Angesichts der Vielfältigkeit der Objekte wird deutlich, dass einige breite Verwendung fanden, andere nur in einem bestimmten Kontext. Die Vielfältigkeit verweist auch auf die Vielschichtigkeit ihrer Funktionen und historischen Bedeutung, vom Kulturtransfer bis hin zu ökonomischen Aspekten. Für Herrscher, die bei Reisen ebenfalls als schenkende und beschenkte Akteure des diplomatischen Austauschs auftraten, war der kommunikative Aspekt von Geschenken von zentraler Bedeutung: So demonstrierte Heinrich III., als er 1574 auf seiner von Evelyn Korsch untersuchten Rückreise von Polen durch Italien reiste, durch Standeserhöhungen und materielle Geschenke seine eigene neue Position als französischer König. Je nach Ausgangslage des zugrundeliegenden politischen und des kommunikativen Systems transportierten die Gaben dabei eine Botschaft, die sich erst innerhalb dieser Systeme erschließt: So zeigt Harriet Rudolph am Schenken und Beschenktwerden von Kaisern und der kaiserlichen Familie anlässlich von Herrscherreisen im 16. und frühen 17. Jahrhundert ein komplexes Beziehungsgeflecht in diversen Abstufungen, das sich im Schenkprozess und den Geschenken widerspiegelte. Eine Sonderrolle nahmen die von Michael Jucker untersuchten Raubgüter in Beziehungen ein. Sie hatten für den Raubenden materiellen und symbolischen Wert, waren aber von zweischneidigem Nutzen: Ihre Verteilung konnte im Umfeld des Beutenehmers für Probleme sorgen, und die Raubgüter konnten bilaterale Beziehungen weitaus länger belasten als jedes diplomatische Geschenk nutzte.
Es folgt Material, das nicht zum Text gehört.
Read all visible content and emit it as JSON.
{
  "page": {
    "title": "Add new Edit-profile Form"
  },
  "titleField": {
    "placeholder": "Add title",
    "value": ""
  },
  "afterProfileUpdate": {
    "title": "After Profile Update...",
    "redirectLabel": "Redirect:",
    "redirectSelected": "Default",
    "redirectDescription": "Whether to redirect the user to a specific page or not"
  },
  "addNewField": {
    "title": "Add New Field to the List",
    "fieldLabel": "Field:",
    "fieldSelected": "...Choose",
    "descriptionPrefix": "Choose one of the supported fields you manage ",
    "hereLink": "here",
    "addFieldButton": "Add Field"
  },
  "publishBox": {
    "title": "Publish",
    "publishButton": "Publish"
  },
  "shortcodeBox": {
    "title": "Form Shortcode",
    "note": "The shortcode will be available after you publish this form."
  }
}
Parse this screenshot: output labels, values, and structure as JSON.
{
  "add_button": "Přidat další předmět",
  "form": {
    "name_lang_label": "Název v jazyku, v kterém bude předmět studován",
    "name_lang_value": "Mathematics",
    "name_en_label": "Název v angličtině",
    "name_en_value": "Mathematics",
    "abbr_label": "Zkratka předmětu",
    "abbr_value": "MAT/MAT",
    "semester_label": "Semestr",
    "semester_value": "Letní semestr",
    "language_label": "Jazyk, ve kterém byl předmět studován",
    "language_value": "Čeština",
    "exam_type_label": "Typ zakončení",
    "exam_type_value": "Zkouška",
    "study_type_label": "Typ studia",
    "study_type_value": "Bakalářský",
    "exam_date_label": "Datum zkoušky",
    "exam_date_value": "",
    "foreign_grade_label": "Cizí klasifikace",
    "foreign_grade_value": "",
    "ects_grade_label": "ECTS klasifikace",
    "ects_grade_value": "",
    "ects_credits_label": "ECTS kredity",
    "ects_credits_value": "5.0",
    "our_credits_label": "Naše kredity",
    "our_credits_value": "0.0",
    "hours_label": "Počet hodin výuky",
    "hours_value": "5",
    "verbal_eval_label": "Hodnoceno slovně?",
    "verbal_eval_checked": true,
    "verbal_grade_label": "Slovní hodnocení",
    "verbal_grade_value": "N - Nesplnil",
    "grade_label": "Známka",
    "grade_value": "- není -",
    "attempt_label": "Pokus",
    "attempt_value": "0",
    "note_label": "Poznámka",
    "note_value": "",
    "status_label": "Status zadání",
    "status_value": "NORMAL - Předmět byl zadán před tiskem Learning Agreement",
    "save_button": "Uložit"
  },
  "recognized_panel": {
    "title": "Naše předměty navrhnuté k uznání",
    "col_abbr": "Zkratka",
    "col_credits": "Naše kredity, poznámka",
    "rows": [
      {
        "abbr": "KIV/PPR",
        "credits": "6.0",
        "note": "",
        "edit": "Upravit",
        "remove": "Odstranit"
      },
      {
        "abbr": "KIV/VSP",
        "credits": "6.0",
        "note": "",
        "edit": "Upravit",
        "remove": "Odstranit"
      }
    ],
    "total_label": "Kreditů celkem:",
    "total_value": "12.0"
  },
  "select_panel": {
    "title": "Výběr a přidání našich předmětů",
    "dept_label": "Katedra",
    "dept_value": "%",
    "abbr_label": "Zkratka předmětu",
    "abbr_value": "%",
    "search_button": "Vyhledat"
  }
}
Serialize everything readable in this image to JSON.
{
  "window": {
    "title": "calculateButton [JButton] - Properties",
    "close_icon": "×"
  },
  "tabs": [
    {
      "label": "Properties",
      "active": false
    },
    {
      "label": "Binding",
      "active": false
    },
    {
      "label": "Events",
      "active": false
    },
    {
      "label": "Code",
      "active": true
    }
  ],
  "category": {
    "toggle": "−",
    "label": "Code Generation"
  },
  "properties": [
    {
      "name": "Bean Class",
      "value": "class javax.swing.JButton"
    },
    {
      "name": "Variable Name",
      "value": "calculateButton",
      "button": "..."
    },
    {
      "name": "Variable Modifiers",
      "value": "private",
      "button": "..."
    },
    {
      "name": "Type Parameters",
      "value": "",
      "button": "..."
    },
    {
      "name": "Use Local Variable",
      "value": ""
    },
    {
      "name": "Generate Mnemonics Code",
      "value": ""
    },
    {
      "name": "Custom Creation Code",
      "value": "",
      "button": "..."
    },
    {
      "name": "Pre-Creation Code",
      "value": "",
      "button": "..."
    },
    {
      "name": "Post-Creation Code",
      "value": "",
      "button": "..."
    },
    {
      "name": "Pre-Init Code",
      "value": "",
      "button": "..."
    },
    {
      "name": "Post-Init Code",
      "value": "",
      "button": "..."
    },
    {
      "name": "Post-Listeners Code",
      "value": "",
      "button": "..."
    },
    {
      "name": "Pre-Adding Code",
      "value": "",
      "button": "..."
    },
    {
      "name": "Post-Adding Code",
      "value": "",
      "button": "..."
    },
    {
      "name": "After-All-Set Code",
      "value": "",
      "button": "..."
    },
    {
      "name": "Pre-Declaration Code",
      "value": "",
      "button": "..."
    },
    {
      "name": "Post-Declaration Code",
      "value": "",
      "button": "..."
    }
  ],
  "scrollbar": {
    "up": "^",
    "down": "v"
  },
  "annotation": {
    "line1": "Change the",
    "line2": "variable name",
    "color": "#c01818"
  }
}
Der Band erschließt ein breites Spektrum an Praktiken, Objekten und Akteuren. Er schließt dabei auch diplomatische Räume und Objekte ein, die in der deutschsprachigen Diplomatiegeschichte der Vormoderne bisher eher selten zu finden sind. Bei seiner perspektivischen Breite hat der Band aber zugleich strukturelle Stringenz und einen angemessenen theoretischen Rahmen. Sowohl die einzelnen Beiträge als auch das Gesamtwerk liefern somit einen wichtigen Beitrag zur Diplomatiegeschichte.